2. An additional nerve bundle is leading directly from
the retina to the hypothalamus (retino-hypothalamic tract).
This explains the above mentioned strictly physiological
effect of color on the ANS (Autonomic Nervous System):
3.A side-branch of this nerve tract reaches the amygdala
directly, bypassing the hypothalamus. The two corpora
amygdaloidea are truly the color sensitive area of
the limbic system and highly responsive to the color the
eyes are exposed to. A study demonstrated that each mono-
chromatic color frequency excites specific neurons. If
adjacent, but dissimilar color-wavelengths are used, the
same neuron stays unexcited. Each frequency in the
color spectrum therefore has its own specific neurological
and psychological effect. ... The profound effect of light
stimulation to the retina on the body’s metabolism has
long been established through the work of the brilliant
German ophthalmologist Fritz Hollwich, M.D.,Ph.D.
4. A fourth nerve connection from the retina follows the
lower optic tract, which is not used for vision, and
reaches the transpeduncular nucleus in the midbrain. This
nucleus is also light and color sensitive. From here the
signal travels via the superior cervical ganglion back via
the brainstem to the pineal gland. This pathway is –
amongst other less understood functions – responsible for
the circadian day-night rhythm and the melatonin production
in the pineal gland when it gets dark. This pathway has
been given much attention lately in research concerning
the treatment of seasonal affective disorder. Via secondary
interneurons all of these pathways are connected with each
other and virtually each area of the brain.

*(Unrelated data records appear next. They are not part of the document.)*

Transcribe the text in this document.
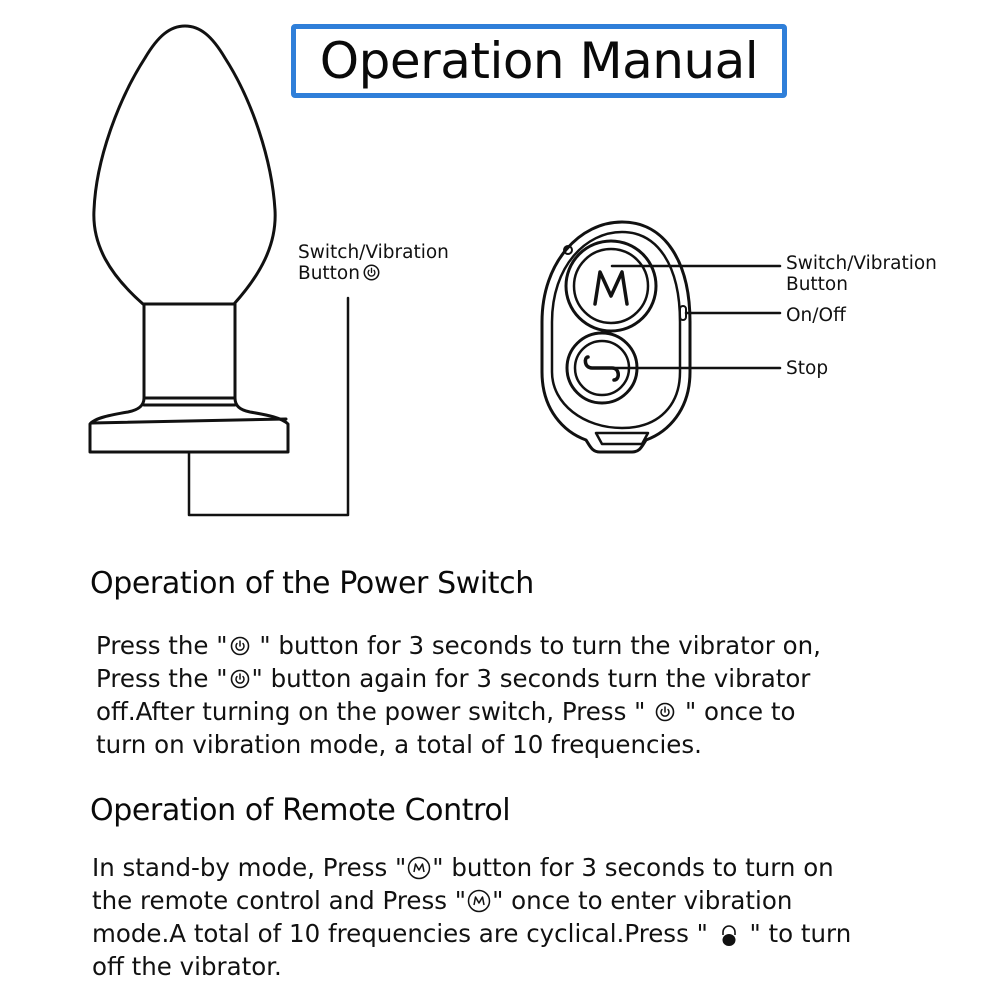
Operation Manual
Switch/Vibration
Button	Switch/Vibration
Button
On/Off
Stop
Operation of the Power Switch
Press the " " button for 3 seconds to turn the vibrator on,
Press the " " button again for 3 seconds turn the vibrator
off.After turning on the power switch, Press "  " once to
turn on vibration mode, a total of 10 frequencies.
Operation of Remote Control
In stand-by mode, Press " " button for 3 seconds to turn on
the remote control and Press " " once to enter vibration
mode.A total of 10 frequencies are cyclical.Press "  " to turn
off the vibrator.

5. A fifth, and maybe most exciting way in which color
finds it’s way inside the body, i.e. the subconscious mind,
the immune system, the limbic system, the nervous system,
etc. - has only recently been discovered. There are more
and more scientific hints that light can charge particles
that travel in the lymph and blood as well as axonally inside
the nerves. Researchers at the University of Vienna, Austria,
found that albumin is one of the proteins able to be charged
by colored light – and able to deliver this charge to tissues
far away from the site of exposure. Through the outer layer
of the skin light also affects pigments, fluorescent particles
in the body fluids and inside the cells which travel in the
blood and lymph. After being energized - in a color-wave-
length and frequency-specific way - they are transported to
their target sites where the light-energy is discharged. These
light-discharges have an organizing and activating effect on
cellular organelles and the cell metabolism in the target
tissue (such as the brain or inner organs). ... The German
scientist Fritz Albert Popp PhD confirmed the prior research
of Russian scientists, and published many of his own papers,
on the fact that all cells in an organism use subtle light
emissions to communicate with each other constantly. Cells
gossip, inform, celebrate and grieve. Only cancer cells
behave differently: they do not emit light. Recent research
in stem cell therapy brought to light another astounding
phenomenon: when cells are ill or in distress, they also give
off “microscopic” sound signals. If the sound of a group
of dying cells is artificially amplified, it sounds like a
group of weeping and grieving women. Injected stem cells
(from embryonic umbilical chords) follow this signal and settle
in the area to lend their support.
Stem cells are compassionate. Cells care for each other.